Questa figura professionale segue anche i pazienti nelle sperimentazioni cliniche di nuovi farmaci?
«Lo psiconcologo è presente in reparto e prende in carico tutti i pazienti, anche se alcuni purtroppo rifiutano di farsi seguire. In genere, affiancano il paziente anche durante le sperimentazioni cliniche, perché in questo caso inizia un cammino che non si sa dove vada a finire. A volte purtroppo le sperimentazioni non arrivano a buon fine. Ma c’è sempre la speranza che dà coraggio ai pazienti di poter sperimentare una nuova cura che guarisca la malattia».
Lo psiconcologo è presente in tutte le realtà ospedaliere?

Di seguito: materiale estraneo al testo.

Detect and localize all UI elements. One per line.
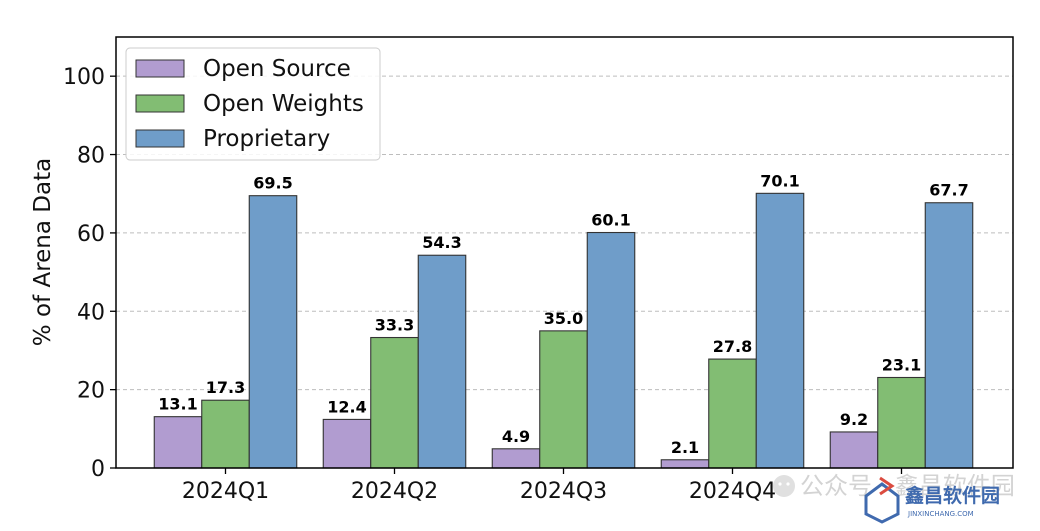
y-axis-ticks: 0 20 40 60 80 100: [63, 65, 116, 482]
bar-open-source: [829, 431, 879, 469]
legend: Open Source Open Weights Proprietary: [125, 47, 381, 161]
data-label: 4.9: [502, 427, 530, 446]
watermark-wechat-text: 公众号 · 鑫昌软件园: [800, 472, 1015, 500]
y-tick-label: 100: [63, 65, 105, 90]
x-tick-label: 2024Q3: [520, 479, 607, 504]
legend-items: Open Source Open Weights Proprietary: [135, 56, 364, 152]
bar-open-weights: [877, 376, 926, 469]
legend-label: Open Weights: [203, 91, 364, 117]
y-tick-label: 20: [77, 379, 105, 404]
legend-label: Open Source: [203, 56, 351, 82]
bar-proprietary: [924, 202, 974, 469]
bar-proprietary: [755, 192, 805, 469]
watermark-domain: JINXINCHANG.COM: [907, 510, 974, 518]
data-label: 9.2: [840, 410, 868, 429]
bar-open-weights: [708, 358, 757, 469]
data-label: 17.3: [206, 378, 245, 397]
watermark: 公众号 · 鑫昌软件园 鑫昌软件园 JINXINCHANG.COM: [773, 472, 1015, 524]
watermark-brand: 鑫昌软件园: [904, 484, 1000, 507]
legend-label: Proprietary: [203, 126, 330, 152]
data-label: 13.1: [158, 395, 197, 414]
data-label: 12.4: [327, 397, 366, 416]
bars: [153, 192, 974, 469]
data-labels: 13.1 17.3 69.5 12.4 33.3 54.3 4.9 35.0 60.1 2.1 27…: [158, 171, 968, 456]
data-label: 33.3: [375, 316, 414, 335]
data-label: 27.8: [713, 337, 752, 356]
bar-open-source: [322, 418, 372, 469]
x-tick-label: 2024Q1: [182, 479, 269, 504]
legend-swatch: [135, 129, 185, 148]
wechat-icon: [773, 475, 795, 497]
legend-swatch: [135, 59, 185, 78]
data-label: 35.0: [544, 309, 583, 328]
x-tick-label: 2024Q4: [689, 479, 776, 504]
data-label: 23.1: [882, 355, 921, 374]
bar-open-weights: [370, 336, 419, 469]
data-label: 67.7: [929, 181, 968, 200]
legend-swatch: [135, 94, 185, 113]
y-tick-label: 40: [77, 300, 105, 325]
y-axis-title: % of Arena Data: [30, 158, 56, 346]
data-label: 54.3: [422, 233, 461, 252]
data-label: 60.1: [591, 211, 630, 230]
data-label: 69.5: [253, 174, 292, 193]
data-label: 70.1: [760, 171, 799, 190]
y-tick-label: 0: [91, 457, 105, 482]
bar-open-weights: [539, 330, 588, 469]
legend-frame: [125, 47, 381, 161]
bar-proprietary: [586, 231, 636, 469]
y-tick-label: 80: [77, 144, 105, 169]
bar-proprietary: [417, 254, 467, 469]
x-axis-ticks: 2024Q1 2024Q2 2024Q3 2024Q4: [182, 468, 903, 504]
brand-logo-icon: [864, 476, 900, 524]
bar-proprietary: [248, 195, 298, 469]
bar-open-source: [153, 416, 203, 469]
bar-open-weights: [201, 399, 250, 469]
data-label: 2.1: [671, 438, 699, 457]
plot-frame: [115, 36, 1014, 469]
bar-open-source: [491, 448, 541, 469]
y-tick-label: 60: [77, 222, 105, 247]
x-tick-label: 2024Q2: [351, 479, 438, 504]
bar-open-source: [660, 459, 710, 469]
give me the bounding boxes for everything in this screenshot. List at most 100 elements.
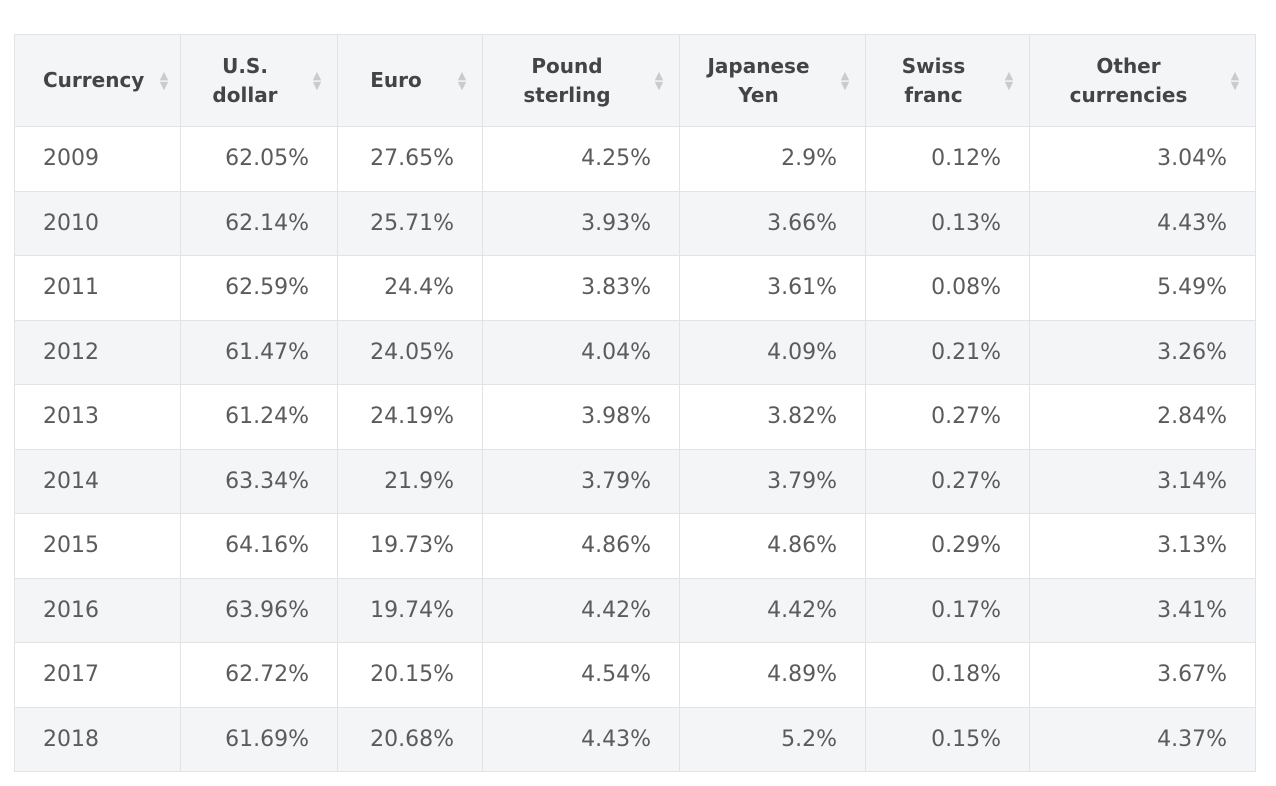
- share-cell: 4.86%: [482, 513, 680, 579]
- share-cell: 24.4%: [337, 255, 483, 321]
- share-cell: 4.43%: [482, 706, 680, 772]
- sort-arrows-icon[interactable]: ▲ ▼: [312, 68, 322, 92]
- sort-arrows-icon[interactable]: ▲ ▼: [840, 68, 850, 92]
- share-cell: 0.21%: [865, 319, 1030, 385]
- share-cell: 3.41%: [1029, 577, 1256, 643]
- table-row: 2012 61.47% 24.05% 4.04% 4.09% 0.21% 3.26%: [14, 319, 1256, 385]
- share-cell: 19.74%: [337, 577, 483, 643]
- share-cell: 2.9%: [679, 126, 866, 192]
- share-cell: 0.08%: [865, 255, 1030, 321]
- column-header-5[interactable]: Swiss franc ▲ ▼: [865, 34, 1030, 127]
- share-cell: 3.79%: [482, 448, 680, 514]
- share-cell: 62.14%: [180, 190, 338, 256]
- share-cell: 3.66%: [679, 190, 866, 256]
- share-cell: 3.04%: [1029, 126, 1256, 192]
- share-cell: 4.89%: [679, 642, 866, 708]
- column-header-6[interactable]: Other currencies ▲ ▼: [1029, 34, 1256, 127]
- share-cell: 0.27%: [865, 384, 1030, 450]
- column-header-4[interactable]: Japanese Yen ▲ ▼: [679, 34, 866, 127]
- header-row: Currency ▲ ▼ U.S. dollar ▲ ▼ Euro ▲ ▼ Pound sterl…: [14, 34, 1256, 127]
- share-cell: 25.71%: [337, 190, 483, 256]
- year-cell: 2016: [14, 577, 181, 643]
- table-row: 2014 63.34% 21.9% 3.79% 3.79% 0.27% 3.14%: [14, 448, 1256, 514]
- share-cell: 3.83%: [482, 255, 680, 321]
- share-cell: 62.72%: [180, 642, 338, 708]
- column-header-3[interactable]: Pound sterling ▲ ▼: [482, 34, 680, 127]
- share-cell: 0.15%: [865, 706, 1030, 772]
- currency-share-table: Currency ▲ ▼ U.S. dollar ▲ ▼ Euro ▲ ▼ Pound sterl…: [14, 34, 1256, 772]
- table-header: Currency ▲ ▼ U.S. dollar ▲ ▼ Euro ▲ ▼ Pound sterl…: [14, 34, 1256, 127]
- share-cell: 0.27%: [865, 448, 1030, 514]
- table-row: 2017 62.72% 20.15% 4.54% 4.89% 0.18% 3.67%: [14, 642, 1256, 708]
- share-cell: 20.15%: [337, 642, 483, 708]
- share-cell: 4.37%: [1029, 706, 1256, 772]
- share-cell: 3.26%: [1029, 319, 1256, 385]
- share-cell: 0.29%: [865, 513, 1030, 579]
- year-cell: 2009: [14, 126, 181, 192]
- share-cell: 24.19%: [337, 384, 483, 450]
- column-header-label: Euro: [370, 68, 422, 92]
- share-cell: 4.43%: [1029, 190, 1256, 256]
- table-row: 2013 61.24% 24.19% 3.98% 3.82% 0.27% 2.84%: [14, 384, 1256, 450]
- table-row: 2015 64.16% 19.73% 4.86% 4.86% 0.29% 3.13%: [14, 513, 1256, 579]
- table-row: 2009 62.05% 27.65% 4.25% 2.9% 0.12% 3.04%: [14, 126, 1256, 192]
- share-cell: 4.04%: [482, 319, 680, 385]
- table-row: 2010 62.14% 25.71% 3.93% 3.66% 0.13% 4.43%: [14, 190, 1256, 256]
- share-cell: 61.47%: [180, 319, 338, 385]
- column-header-label: Japanese Yen: [707, 53, 810, 107]
- year-cell: 2017: [14, 642, 181, 708]
- column-header-label: Other currencies: [1069, 53, 1188, 107]
- share-cell: 3.93%: [482, 190, 680, 256]
- share-cell: 19.73%: [337, 513, 483, 579]
- share-cell: 4.25%: [482, 126, 680, 192]
- share-cell: 3.61%: [679, 255, 866, 321]
- year-cell: 2018: [14, 706, 181, 772]
- column-header-label: Currency: [43, 68, 145, 92]
- column-header-label: U.S. dollar: [212, 53, 278, 107]
- year-cell: 2011: [14, 255, 181, 321]
- sort-arrows-icon[interactable]: ▲ ▼: [1230, 68, 1240, 92]
- share-cell: 4.42%: [679, 577, 866, 643]
- column-header-1[interactable]: U.S. dollar ▲ ▼: [180, 34, 338, 127]
- share-cell: 24.05%: [337, 319, 483, 385]
- column-header-0[interactable]: Currency ▲ ▼: [14, 34, 181, 127]
- share-cell: 3.79%: [679, 448, 866, 514]
- sort-arrows-icon[interactable]: ▲ ▼: [457, 68, 467, 92]
- share-cell: 61.24%: [180, 384, 338, 450]
- share-cell: 20.68%: [337, 706, 483, 772]
- year-cell: 2014: [14, 448, 181, 514]
- year-cell: 2012: [14, 319, 181, 385]
- table-row: 2011 62.59% 24.4% 3.83% 3.61% 0.08% 5.49%: [14, 255, 1256, 321]
- sort-arrows-icon[interactable]: ▲ ▼: [159, 68, 169, 92]
- share-cell: 5.49%: [1029, 255, 1256, 321]
- share-cell: 21.9%: [337, 448, 483, 514]
- share-cell: 5.2%: [679, 706, 866, 772]
- share-cell: 3.98%: [482, 384, 680, 450]
- share-cell: 3.14%: [1029, 448, 1256, 514]
- share-cell: 0.17%: [865, 577, 1030, 643]
- sort-arrows-icon[interactable]: ▲ ▼: [654, 68, 664, 92]
- column-header-2[interactable]: Euro ▲ ▼: [337, 34, 483, 127]
- share-cell: 2.84%: [1029, 384, 1256, 450]
- sort-arrows-icon[interactable]: ▲ ▼: [1004, 68, 1014, 92]
- share-cell: 0.18%: [865, 642, 1030, 708]
- share-cell: 3.13%: [1029, 513, 1256, 579]
- year-cell: 2013: [14, 384, 181, 450]
- share-cell: 0.12%: [865, 126, 1030, 192]
- table-body: 2009 62.05% 27.65% 4.25% 2.9% 0.12% 3.04% 2010 6…: [14, 126, 1256, 772]
- share-cell: 4.86%: [679, 513, 866, 579]
- share-cell: 3.67%: [1029, 642, 1256, 708]
- year-cell: 2010: [14, 190, 181, 256]
- share-cell: 62.59%: [180, 255, 338, 321]
- share-cell: 27.65%: [337, 126, 483, 192]
- share-cell: 4.09%: [679, 319, 866, 385]
- share-cell: 62.05%: [180, 126, 338, 192]
- table-row: 2018 61.69% 20.68% 4.43% 5.2% 0.15% 4.37%: [14, 706, 1256, 772]
- share-cell: 63.96%: [180, 577, 338, 643]
- year-cell: 2015: [14, 513, 181, 579]
- share-cell: 61.69%: [180, 706, 338, 772]
- share-cell: 4.42%: [482, 577, 680, 643]
- share-cell: 0.13%: [865, 190, 1030, 256]
- column-header-label: Pound sterling: [523, 53, 611, 107]
- share-cell: 4.54%: [482, 642, 680, 708]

«Purtroppo non ancora: nell’ambito ematologico ne sono presenti circa una sessantina in tutt’Italia. Noi a Novara abbiamo da anni incluso questa figura professionale nello stesso team con gli ematologi e gli infermieri, che prendono in carico il paziente e i familiari fin dal primo accesso in ospedale. La mia esperienza di malattia grave che ha colpito più di 20 anni fa mio marito, mi ha confermato l’importanza dello psiconcologo. Per questo mi auguro che sempre più reparti di oncologia abbiano a disposizione queste figure professionali fondamentali, anche per ottimizzare la gestione della malattia, con una migliore prospettiva della qualità di vita e perché no, anche di una futura guarigione dalla malattia stessa».